Daniel Hall - 「バント・ランプ」
グランプリ・カンザスシティ2019 5位 / スタンダード (2019年6月1~2日)[MO]
5 《
1 《
4 《繁殖池
4 《内陸の湾港
4 《寺院の庭
4 《神聖なる泉
4 《氷河の城砦

-土地(26)-

4 《ラノワールのエルフ
4 《培養ドルイド
4 《楽園のドルイド
2 《エリマキ神秘家
2 《豊潤の声、シャライ
1 《黎明をもたらす者ライラ
1 《狼の友、トルシミール
4 《ハイドロイド混成体

-クリーチャー(22)-
2 《幻惑の旋律
2 《集団強制
4 《時を解す者、テフェリー
4 《世界を揺るがす者、ニッサ

-呪文(12)-
2 《茨の副官
2 《拘留代理人
2 《エリマキ神秘家
2 《切り裂き顎の猛竜
2 《狼の友、トルシミール
1 《黎明をもたらす者ライラ
2 《否認
1 《川の叱責
1 《集団強制

-サイドボード(15)-
ChannelFireball より引用)

 《時を解す者、テフェリー》を出しておけば、こちらのターンに相手が何か干渉してくることはない。心置きなく重い呪文を唱えて気持ちよくなろう。

 というわけで白を足した「バント・ランプ」である。こうやって気軽に色を足せるのは今のスタンダードの良いところでがあるが、これにももちろん対価が発生する。白マナを得るために《寺院の庭》《神聖なる泉》を採用したことで、これらの土地をアンタップ状態で出す際にはライフを2点失ってしまう。
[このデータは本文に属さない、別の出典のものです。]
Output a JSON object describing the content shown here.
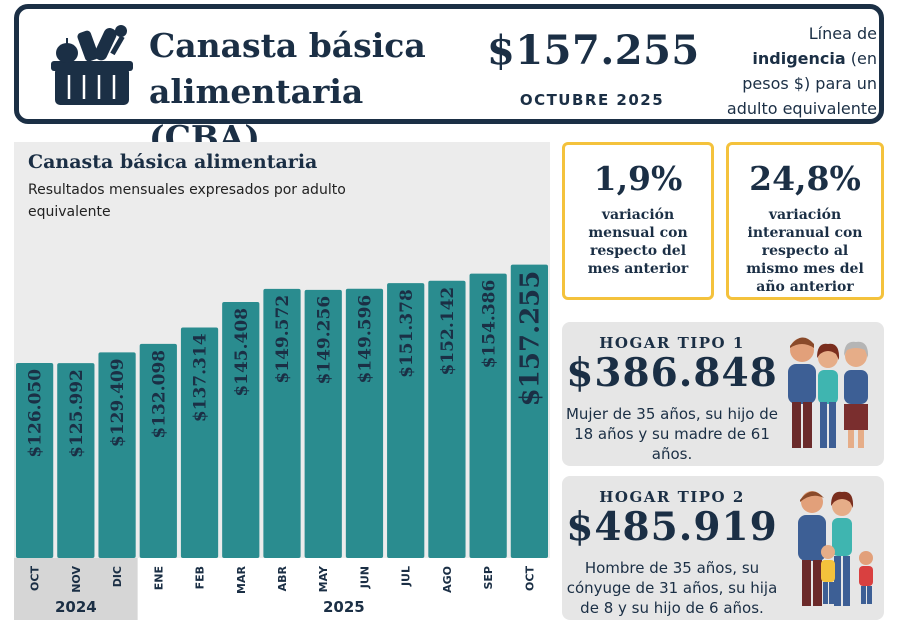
{
  "header": {
    "title_line1": "Canasta básica",
    "title_line2": "alimentaria (CBA)",
    "price": "$157.255",
    "month": "OCTUBRE 2025",
    "desc_line1": "Línea de",
    "desc_bold": "indigencia",
    "desc_paren": " (en",
    "desc_line3": "pesos $) para un",
    "desc_line4": "adulto equivalente"
  },
  "stats": [
    {
      "value": "1,9%",
      "desc": "variación mensual con respecto del mes anterior"
    },
    {
      "value": "24,8%",
      "desc": "variación interanual con respecto al mismo mes del año anterior"
    }
  ],
  "hogares": [
    {
      "tag": "HOGAR TIPO 1",
      "amount": "$386.848",
      "desc": "Mujer de 35 años, su hijo de 18 años y su madre de 61 años."
    },
    {
      "tag": "HOGAR TIPO 2",
      "amount": "$485.919",
      "desc": "Hombre de 35 años, su cónyuge de 31 años, su hija de 8 y su hijo de 6 años."
    }
  ],
  "chart_data": {
    "type": "bar",
    "title": "Canasta básica alimentaria",
    "subtitle": "Resultados mensuales expresados por adulto equivalente",
    "categories": [
      "OCT",
      "NOV",
      "DIC",
      "ENE",
      "FEB",
      "MAR",
      "ABR",
      "MAY",
      "JUN",
      "JUL",
      "AGO",
      "SEP",
      "OCT"
    ],
    "years": [
      {
        "label": "2024",
        "count": 3
      },
      {
        "label": "2025",
        "count": 10
      }
    ],
    "values": [
      126050,
      125992,
      129409,
      132098,
      137314,
      145408,
      149572,
      149256,
      149596,
      151378,
      152142,
      154386,
      157255
    ],
    "labels": [
      "$126.050",
      "$125.992",
      "$129.409",
      "$132.098",
      "$137.314",
      "$145.408",
      "$149.572",
      "$149.256",
      "$149.596",
      "$151.378",
      "$152.142",
      "$154.386",
      "$157.255"
    ],
    "highlight_last": true,
    "bar_color": "#2a8c8f",
    "ylim": [
      0,
      170000
    ]
  },
  "colors": {
    "navy": "#1b2f45",
    "teal": "#2a8c8f",
    "yellow": "#f4c23c",
    "panel": "#ececec"
  }
}
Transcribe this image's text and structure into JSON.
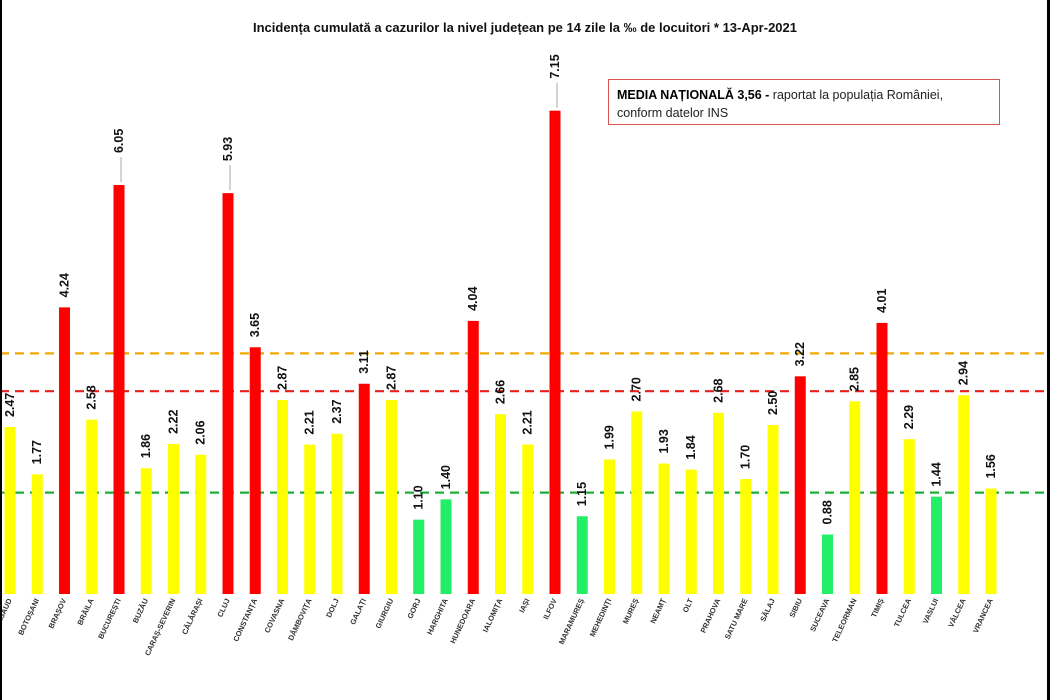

 ゆっくりプレインズウォーカーを並べるというデッキにはこれぐらいのダメージは気にならないが、赤を主としたガンガン攻めるデッキ相手には自ら《ショック》を受けてあげてゴールまでを縮める行為である。かといってライフ優先でタップ状態で戦場に出しても、それはそれで展開が遅れて結局ダメージを受けてしまう。この問題を解決するには……せっかく足した白いカードの中から答えを見つけ出そう。

 《豊潤の声、シャライ》はタフネスも4と高めで、「赤単アグロ」のようなデッキだとメインデッキでは除去しづらい。

 かと言ってこれを無視して火力をプレイヤー本体に投げる、ということもできないので、相手はクリーチャーと火力を併せるなり火力2枚撃ち込むなりで対処するしかない。少しでも足止めできれば十分だ。そうでないデッキ相手にも、マナを生み出すエルフたちを除去から、そしてプレイヤーを《思考消去》などから護って大技に繋いでくれる頼りになる天使である。

 赤単に強いといえば《黎明をもたらす者ライラ》も外せない。

 彼女が殴りだせば大抵の赤いデッキは匙を投げる。《炎の職工、チャンドラ》でどうにかしようとしたところを奪ってやれば完璧だ。

 ライフを回復する、火力カード1枚では対処できないというのは対アグロデッキにおける重要なファクターだ。その条件を満たす新しいカードとして《狼の友、トルシミール》も採用されている。

 3点回復しつつ、3/3のヴォジャが相手のクリーチャーと格闘して攻め手を減らしてくれる。カード1枚でクリーチャーが2体得られて相手がクリーチャー1体失う、というパフォーマンス面でかなりのパワーカードで、このエルフと狼のコンビは今後も赤いデッキに対しての有効手段として使われることになるんじゃないかな。

 これら白いカードで相手の妨害を防ぎ、ライフを護って、そして《世界を揺るがす者、ニッサ》から大技へ……攻守のスイッチが切り替わった瞬間、対戦相手はカードパワーに圧倒されることになるだろう。青緑で組んでみたけど自分には合わなかった……という人は、もう一度この白を足した形で試してみても良いかもしれないね!

 《栄光の終焉》でフィニッシュに持っていく形もあり、白を絡めた緑の大量マナ運用デッキは今後さらに数を増やすかもしれないね。